But we should speak loudly and clearly that cutting the cost of hard liquor in order to boost state revenue would be foolish and counterproductive.
Gary Reid, director of the Maine Bureau of Alcoholic Beverages and Lottery Operations, told a state legislative committee Wednesday that reducing the price of alcoholic beverages would benefit consumers and those who sell alcohol at the retail level.
That’s the kind of consumer activism Maine can ill afford.
Reid told the Legislature’s Committee on Veterans and Legal Affairs, which oversees alcoholic beverage sales, that he hopes to obtain $40 million a year for Maine by ending a contract the state awarded in 2003 to a Massachusetts company to import and distribute hard liquor here.
Rumors have swirled for weeks that the LePage administration has a secret plan to pay off the state’s debt to Maine hospitals, which totals between $150 and $190 million.
That at least would benefit the state’s hospitals and get taxpayers out from under a large and embarrassing obligation incurred by previous governors and Legislatures.
And that might very well be a worthy use for additional liquor revenue. But making it cheaper and easier to obtain another bottle of coffee brandy or vodka is not.
Attention has focused in recent months on Maine’s highest-in-the-nation treatment rate for prescription pain killers. More Mainers now die from prescription drug overdoses than in car accidents.
But that extremely worrisome problem should not obscure the fact that alcohol abuse remains the state’s most serious drug problem.
Alcohol costs Maine businesses millions of dollars a year not only in health care costs but in lost time and worker productivity.

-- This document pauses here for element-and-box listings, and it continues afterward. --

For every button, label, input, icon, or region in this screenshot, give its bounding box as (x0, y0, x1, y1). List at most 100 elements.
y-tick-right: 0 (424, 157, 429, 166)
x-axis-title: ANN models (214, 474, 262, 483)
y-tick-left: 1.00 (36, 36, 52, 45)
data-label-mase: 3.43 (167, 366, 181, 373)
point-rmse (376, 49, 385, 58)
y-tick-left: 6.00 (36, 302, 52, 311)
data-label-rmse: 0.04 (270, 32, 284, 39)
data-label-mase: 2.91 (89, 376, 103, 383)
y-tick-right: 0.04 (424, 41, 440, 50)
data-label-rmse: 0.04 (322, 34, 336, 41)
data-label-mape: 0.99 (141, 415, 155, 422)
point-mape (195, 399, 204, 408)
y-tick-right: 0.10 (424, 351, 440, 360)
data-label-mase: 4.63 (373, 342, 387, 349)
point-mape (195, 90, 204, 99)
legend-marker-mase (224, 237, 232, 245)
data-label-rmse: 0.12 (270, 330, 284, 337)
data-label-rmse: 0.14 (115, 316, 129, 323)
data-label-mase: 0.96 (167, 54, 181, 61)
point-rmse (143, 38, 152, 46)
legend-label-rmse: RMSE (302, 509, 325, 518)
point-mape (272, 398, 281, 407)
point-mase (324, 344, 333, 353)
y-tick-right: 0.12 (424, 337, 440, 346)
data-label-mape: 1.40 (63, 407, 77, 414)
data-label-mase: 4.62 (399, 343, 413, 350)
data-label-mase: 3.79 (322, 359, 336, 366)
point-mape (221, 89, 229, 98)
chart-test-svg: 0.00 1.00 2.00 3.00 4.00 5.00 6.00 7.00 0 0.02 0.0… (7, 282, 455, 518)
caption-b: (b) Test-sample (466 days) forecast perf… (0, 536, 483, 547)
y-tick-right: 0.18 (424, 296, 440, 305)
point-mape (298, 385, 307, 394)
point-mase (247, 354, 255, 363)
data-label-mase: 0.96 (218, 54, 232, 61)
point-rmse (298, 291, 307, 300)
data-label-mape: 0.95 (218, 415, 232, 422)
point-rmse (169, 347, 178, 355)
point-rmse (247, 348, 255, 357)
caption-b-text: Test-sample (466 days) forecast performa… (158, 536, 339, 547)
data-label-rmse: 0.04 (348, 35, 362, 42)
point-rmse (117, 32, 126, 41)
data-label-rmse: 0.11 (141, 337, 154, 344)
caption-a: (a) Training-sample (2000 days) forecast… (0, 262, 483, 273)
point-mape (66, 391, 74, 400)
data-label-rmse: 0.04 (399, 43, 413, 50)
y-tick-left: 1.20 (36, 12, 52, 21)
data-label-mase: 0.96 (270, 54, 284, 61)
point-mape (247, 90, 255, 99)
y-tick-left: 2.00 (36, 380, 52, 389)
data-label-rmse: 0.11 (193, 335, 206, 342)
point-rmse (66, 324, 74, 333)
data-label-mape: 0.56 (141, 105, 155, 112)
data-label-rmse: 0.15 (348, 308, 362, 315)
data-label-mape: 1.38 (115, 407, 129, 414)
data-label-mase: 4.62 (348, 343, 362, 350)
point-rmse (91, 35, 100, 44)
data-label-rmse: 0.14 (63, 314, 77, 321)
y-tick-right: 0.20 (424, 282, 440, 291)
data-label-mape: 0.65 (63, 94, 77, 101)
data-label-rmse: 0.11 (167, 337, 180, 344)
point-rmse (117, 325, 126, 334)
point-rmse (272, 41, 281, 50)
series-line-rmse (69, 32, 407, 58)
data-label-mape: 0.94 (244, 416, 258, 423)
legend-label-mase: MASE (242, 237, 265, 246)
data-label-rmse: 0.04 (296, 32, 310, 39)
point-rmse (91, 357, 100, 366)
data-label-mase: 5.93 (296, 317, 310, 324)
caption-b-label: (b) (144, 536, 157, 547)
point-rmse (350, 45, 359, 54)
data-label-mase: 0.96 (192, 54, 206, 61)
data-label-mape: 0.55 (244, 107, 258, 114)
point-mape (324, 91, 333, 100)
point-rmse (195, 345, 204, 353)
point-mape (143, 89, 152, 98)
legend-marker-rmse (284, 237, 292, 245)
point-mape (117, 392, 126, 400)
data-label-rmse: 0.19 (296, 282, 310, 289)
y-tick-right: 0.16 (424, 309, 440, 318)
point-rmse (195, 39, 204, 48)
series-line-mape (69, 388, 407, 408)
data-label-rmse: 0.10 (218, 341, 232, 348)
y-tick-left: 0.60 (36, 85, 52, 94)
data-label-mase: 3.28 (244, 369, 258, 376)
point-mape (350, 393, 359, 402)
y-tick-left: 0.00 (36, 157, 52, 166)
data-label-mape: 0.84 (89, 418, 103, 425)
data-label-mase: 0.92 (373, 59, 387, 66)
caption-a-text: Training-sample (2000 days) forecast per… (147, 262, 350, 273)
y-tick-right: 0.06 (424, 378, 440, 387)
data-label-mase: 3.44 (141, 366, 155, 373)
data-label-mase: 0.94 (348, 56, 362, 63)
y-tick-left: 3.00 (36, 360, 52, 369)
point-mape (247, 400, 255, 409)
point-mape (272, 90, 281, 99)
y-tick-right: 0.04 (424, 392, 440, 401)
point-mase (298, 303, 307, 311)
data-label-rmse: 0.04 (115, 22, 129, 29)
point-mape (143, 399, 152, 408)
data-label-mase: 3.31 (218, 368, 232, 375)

Alcohol plays a role in a very high proportion of domestic violence, violent crime and motor vehicle arrests.
The abusive use of alcohol has destroyed families and lives in all corners of the state, and boosts Medicare and Medicaid spending.
Plus, binge drinking and alcohol poisoning are problems on practically all college campuses.
Most studies have found, meanwhile, that alcohol consumption does increase and decrease depending upon cost.
But unlike other highly destructive drugs, alcohol is by longstanding custom legal in the United States.
From a business standpoint, Reid recognizes that many Mainers buy cheaper booze in New Hampshire, which has set up several large discount stores to attract interstate traffic coming to and leaving Maine.
This is the sort of cynical revenue-raising tactic that New Hampshire legislators are famous for.
But most Mainers are not running to New Hampshire for their next bottle of Allen’s Coffee Brandy. They go to their local grocery store, drug store or convenience store.
Reid says Maine’s prices are $2 to $7 higher than New Hampshire’s. That means the retail price would drop significantly all over Maine, again encouraging more consumption.
If there is an unrealized pot of gold connected to Maine’s liquor business, reimbursing Maine’s hospitals as quickly as possible would be a far better use of the money.
Some of that unpaid-for-care was no doubt delivered to people suffering from the effects of alcohol abuse.